Abordando a visita, Guida ressaltou a importância da universidade para o Estado e a missão da educação pública. “A Ufac é a única universidade pública federal de ensino superior do Acre e, por isso, tem papel estratégico na formação e no desenvolvimento regional. A educação é que transforma vidas, transforma o país.”

Outro tema tratado durante a agenda foi a implantação do Hospital Universitário no Acre. Camilo Santana afirmou que o Estado é o único que ainda não conta com essa estrutura e informou que o governo federal dispõe de R$ 50 milhões, por meio do Novo PAC, para viabilizar adequações e a implantação da unidade.

Ele explicou que a prioridade continua sendo a concretização de uma parceria para doação de um hospital, mas afirmou que, se isso não ocorrer, o MEC buscará outra alternativa para garantir a instalação do serviço no Estado. “O importante é que nenhum Estado desse país deixe de ter um hospital universitário”, enfatizou.

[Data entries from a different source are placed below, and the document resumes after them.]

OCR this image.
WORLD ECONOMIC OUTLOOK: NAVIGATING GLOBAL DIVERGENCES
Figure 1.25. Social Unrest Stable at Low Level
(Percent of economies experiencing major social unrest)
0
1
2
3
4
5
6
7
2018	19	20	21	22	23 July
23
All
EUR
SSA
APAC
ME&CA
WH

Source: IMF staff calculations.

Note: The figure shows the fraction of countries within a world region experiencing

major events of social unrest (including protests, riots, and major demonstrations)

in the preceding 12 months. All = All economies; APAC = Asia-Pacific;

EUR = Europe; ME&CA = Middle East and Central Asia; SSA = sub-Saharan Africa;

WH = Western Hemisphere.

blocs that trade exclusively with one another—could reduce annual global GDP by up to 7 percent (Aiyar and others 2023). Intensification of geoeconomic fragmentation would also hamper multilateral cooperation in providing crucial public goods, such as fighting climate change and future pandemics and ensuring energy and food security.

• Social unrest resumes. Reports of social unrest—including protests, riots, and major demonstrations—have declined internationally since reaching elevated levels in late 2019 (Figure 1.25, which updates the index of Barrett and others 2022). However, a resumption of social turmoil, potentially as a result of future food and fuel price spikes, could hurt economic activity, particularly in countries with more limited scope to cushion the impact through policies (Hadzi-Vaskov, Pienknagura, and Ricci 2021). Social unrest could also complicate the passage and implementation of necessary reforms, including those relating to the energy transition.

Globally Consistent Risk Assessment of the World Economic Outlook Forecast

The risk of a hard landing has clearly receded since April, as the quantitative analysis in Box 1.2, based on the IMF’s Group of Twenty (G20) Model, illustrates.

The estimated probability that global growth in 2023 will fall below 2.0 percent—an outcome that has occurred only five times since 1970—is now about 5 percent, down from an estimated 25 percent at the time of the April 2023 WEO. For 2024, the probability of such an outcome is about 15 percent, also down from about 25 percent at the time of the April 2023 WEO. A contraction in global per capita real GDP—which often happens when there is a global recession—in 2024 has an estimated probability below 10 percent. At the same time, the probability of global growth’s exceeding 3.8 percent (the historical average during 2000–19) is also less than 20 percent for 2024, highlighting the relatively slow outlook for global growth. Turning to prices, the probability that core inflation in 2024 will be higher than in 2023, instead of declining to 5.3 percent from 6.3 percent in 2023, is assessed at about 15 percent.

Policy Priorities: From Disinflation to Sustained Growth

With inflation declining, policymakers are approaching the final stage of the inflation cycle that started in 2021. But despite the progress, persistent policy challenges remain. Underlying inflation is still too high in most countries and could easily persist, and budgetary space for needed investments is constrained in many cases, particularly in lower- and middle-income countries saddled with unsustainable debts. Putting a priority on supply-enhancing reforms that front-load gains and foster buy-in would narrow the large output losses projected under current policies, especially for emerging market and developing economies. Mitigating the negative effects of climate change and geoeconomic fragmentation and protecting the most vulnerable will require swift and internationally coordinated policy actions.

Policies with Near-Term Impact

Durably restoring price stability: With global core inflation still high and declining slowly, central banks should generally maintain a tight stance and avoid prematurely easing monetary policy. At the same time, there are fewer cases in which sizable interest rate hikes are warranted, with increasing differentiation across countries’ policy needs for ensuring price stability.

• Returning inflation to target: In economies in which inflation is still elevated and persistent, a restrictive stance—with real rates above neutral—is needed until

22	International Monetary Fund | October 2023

Guida reforçou a importância do projeto e disse que o Hospital Universitário já poderia ser celebrado no Acre. Ao defender a iniciativa, contou que a unidade contribuiria para qualificar o atendimento, reduzir filas de tratamento fora de domicílio e atender melhor pacientes do interior, inclusive em casos ligados às doenças tropicais da Amazônia. Em tom crítico, declarou: “O cavalo selado, ele só passa uma vez”, ao se referir à oportunidade de implantação do hospital.

Após coletiva de imprensa, o ministro participou de reunião fechada com pró-reitores, gestores, políticos e parlamentares da bancada federal acreana, entre eles o senador Sérgio Petecão (PSD) e as deputadas Meire Serafim (União) e Socorro Neri (PP).

A comitiva do MEC foi formada pela secretária de Educação Básica, Kátia Schweickardt; pelo secretário de Educação Profissional e Tecnológica, Marcelo Bregagnoli; pelo secretário de Educação Superior, Marcus Vinicius David; e pelo presidente da Empresa Brasileira de Serviços Hospitalares, Arthur Chioro.

Laboratório de Paleontologia

Depois de participar de reunião, Camilo Santana visitou o Laboratório de Paleontologia da Ufac. O professor Edson Guilherme, coordenador do espaço, apresentou o acervo científico ao ministro e destacou a importância da estrutura para o avanço das pesquisas no Acre. O laboratório foi reformulado, ampliado e recentemente reinaugurado.

Aberto para visitação de segunda a sexta-feira, em horário de expediente, exceto feriados, o local reúne fósseis originais e réplicas de animais que viveram no período do Mioceno, quando o oeste amazônico era dominado por grandes sistemas de rios e lagos. A entrada é gratuita e a visitação é aberta a estudantes e à comunidade em geral.